“Harlem Rent Party” by Mabel Dwight
My buddy “David” sends me a text message.
“I’m having a sex party. You’re invited.”
You may remember David from an earlier post. I call him my sexy geek because he is an IT professional, real estate professor, has a big dick that looks a ripe banana, and can suck a mean dick. But I have never known him to have a sex party.
“Hey man, times are tight. I need the money.”
“Okay, I’ll try to make it.”
He is not the only one I know having sex parties not because they like sex but because they like money. There is this young guy I know who throws a sex party at least once a week to raise the funds to cover his apartment rent and other expenses. They are pretty perfunctory affairs — come in, give him $10, put your clothes in a plastic garbage bag, and sit around in your underwear in the dark eyeing the other guys there and waiting for the action to start.

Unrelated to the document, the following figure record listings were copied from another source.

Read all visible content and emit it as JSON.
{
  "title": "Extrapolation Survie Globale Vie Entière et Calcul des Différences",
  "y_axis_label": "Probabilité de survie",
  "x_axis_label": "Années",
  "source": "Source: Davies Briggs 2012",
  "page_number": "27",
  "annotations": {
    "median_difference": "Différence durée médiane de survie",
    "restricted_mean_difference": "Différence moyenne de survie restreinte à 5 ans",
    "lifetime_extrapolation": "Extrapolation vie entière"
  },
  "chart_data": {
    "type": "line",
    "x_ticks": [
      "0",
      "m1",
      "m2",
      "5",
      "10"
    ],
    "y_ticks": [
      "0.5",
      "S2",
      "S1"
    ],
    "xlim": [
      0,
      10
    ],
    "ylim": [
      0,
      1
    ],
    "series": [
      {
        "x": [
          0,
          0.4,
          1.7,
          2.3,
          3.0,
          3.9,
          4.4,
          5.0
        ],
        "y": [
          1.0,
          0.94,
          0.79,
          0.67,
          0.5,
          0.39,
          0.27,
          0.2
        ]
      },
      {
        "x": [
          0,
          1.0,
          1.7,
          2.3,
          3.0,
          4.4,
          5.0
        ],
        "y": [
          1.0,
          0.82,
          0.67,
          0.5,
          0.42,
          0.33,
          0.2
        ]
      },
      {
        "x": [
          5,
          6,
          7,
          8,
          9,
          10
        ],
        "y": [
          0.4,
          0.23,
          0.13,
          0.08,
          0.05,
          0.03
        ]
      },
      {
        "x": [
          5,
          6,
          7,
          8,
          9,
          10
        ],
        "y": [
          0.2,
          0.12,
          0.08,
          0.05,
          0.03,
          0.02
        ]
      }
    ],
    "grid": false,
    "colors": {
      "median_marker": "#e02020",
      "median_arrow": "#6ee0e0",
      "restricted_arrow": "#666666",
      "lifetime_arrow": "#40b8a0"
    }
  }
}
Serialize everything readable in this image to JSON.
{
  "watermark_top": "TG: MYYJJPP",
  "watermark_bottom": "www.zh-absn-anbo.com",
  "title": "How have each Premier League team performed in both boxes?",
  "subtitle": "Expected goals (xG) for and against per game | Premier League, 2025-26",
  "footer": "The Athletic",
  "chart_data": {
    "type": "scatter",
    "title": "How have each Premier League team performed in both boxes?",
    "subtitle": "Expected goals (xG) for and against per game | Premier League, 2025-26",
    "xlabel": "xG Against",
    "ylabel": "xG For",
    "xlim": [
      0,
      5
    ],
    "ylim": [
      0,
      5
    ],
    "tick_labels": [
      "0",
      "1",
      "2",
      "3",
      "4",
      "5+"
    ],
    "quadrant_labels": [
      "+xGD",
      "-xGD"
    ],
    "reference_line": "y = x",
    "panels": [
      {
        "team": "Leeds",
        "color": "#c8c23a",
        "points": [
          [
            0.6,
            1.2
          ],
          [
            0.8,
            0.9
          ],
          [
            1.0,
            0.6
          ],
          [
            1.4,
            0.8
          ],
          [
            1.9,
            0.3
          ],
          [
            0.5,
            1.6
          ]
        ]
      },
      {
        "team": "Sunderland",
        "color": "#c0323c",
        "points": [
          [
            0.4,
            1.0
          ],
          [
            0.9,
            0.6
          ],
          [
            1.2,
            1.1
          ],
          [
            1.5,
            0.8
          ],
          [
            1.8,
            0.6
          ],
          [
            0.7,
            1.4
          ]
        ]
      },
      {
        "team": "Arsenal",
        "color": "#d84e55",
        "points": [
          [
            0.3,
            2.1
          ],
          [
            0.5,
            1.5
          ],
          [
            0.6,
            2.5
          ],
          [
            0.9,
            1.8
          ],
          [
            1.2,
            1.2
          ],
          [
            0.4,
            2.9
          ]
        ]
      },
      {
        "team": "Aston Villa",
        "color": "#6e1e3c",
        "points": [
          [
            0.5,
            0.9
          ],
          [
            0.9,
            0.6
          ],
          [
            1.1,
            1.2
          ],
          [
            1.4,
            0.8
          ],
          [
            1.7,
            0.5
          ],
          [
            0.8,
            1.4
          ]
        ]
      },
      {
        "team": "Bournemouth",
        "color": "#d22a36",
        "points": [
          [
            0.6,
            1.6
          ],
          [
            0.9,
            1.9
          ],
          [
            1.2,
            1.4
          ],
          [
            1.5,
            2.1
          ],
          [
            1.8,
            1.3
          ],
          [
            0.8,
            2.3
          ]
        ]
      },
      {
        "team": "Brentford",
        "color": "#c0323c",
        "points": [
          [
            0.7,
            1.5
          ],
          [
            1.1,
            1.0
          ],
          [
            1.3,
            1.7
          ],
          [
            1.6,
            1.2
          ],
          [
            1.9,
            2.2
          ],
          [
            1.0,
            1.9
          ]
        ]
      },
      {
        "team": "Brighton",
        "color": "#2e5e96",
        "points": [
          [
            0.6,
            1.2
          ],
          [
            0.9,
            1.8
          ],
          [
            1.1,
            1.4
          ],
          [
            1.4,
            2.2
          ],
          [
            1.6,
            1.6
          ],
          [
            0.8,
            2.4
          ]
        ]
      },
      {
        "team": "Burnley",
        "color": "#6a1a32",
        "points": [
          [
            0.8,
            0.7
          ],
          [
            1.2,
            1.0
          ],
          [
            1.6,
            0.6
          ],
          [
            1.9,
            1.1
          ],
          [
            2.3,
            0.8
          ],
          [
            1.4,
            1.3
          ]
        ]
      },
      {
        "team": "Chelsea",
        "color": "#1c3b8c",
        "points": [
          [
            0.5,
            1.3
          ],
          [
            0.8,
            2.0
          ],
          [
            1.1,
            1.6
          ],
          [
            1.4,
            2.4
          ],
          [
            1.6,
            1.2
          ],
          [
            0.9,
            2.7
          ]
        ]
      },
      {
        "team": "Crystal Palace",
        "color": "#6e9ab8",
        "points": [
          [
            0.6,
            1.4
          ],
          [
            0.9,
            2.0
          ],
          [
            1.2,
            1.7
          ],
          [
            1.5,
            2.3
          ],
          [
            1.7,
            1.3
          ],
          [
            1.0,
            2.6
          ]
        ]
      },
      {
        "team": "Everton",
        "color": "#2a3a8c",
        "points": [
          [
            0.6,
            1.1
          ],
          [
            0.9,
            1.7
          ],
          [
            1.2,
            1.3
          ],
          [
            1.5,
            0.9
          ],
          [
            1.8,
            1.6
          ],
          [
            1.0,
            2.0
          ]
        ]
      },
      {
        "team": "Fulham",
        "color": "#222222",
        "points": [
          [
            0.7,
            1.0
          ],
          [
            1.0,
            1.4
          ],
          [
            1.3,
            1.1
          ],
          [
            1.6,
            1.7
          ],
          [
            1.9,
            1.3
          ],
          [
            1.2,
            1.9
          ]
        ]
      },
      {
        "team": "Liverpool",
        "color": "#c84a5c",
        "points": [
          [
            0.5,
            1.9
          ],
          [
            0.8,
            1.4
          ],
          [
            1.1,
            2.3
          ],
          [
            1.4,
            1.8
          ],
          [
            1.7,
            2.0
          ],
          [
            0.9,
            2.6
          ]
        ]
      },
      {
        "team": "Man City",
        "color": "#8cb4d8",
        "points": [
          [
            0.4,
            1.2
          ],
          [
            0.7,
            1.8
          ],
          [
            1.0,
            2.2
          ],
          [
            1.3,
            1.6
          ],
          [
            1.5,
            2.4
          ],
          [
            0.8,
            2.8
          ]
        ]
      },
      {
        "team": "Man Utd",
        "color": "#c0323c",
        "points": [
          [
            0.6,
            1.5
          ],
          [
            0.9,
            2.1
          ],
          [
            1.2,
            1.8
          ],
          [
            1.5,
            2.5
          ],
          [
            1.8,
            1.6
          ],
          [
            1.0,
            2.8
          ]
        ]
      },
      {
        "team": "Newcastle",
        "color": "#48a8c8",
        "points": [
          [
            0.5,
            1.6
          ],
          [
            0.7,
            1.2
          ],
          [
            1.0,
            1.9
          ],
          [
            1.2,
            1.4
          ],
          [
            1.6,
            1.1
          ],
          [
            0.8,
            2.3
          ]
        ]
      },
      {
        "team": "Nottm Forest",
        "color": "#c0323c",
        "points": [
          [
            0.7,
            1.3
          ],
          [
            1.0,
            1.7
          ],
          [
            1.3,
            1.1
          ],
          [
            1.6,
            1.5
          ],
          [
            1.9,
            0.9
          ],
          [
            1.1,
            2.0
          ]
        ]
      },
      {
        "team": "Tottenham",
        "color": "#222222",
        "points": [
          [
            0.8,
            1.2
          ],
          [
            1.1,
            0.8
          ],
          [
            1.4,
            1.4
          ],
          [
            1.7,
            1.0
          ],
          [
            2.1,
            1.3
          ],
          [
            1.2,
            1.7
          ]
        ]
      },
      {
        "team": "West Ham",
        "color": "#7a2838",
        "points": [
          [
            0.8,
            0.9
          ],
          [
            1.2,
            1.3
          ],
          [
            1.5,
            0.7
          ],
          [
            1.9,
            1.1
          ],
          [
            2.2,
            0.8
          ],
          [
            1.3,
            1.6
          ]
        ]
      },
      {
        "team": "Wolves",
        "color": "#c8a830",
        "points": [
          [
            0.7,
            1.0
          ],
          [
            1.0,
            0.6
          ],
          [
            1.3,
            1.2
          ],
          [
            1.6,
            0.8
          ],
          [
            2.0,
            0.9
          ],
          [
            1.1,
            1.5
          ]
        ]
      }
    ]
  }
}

I have never seen the host participate, although he is a hot guy with a friendly personality. He just sits at the door taking money and busy on his laptop trolling gay sex hookup sites so he can invite more fresh meat through the door.
Hey the dark clouds of the Bush Administration are still hanging over us. David is right — these are hard times and the unemployment rate for Blacks is above 15 percent. So I don’t blame these guys for what they do. A brother has to hustle.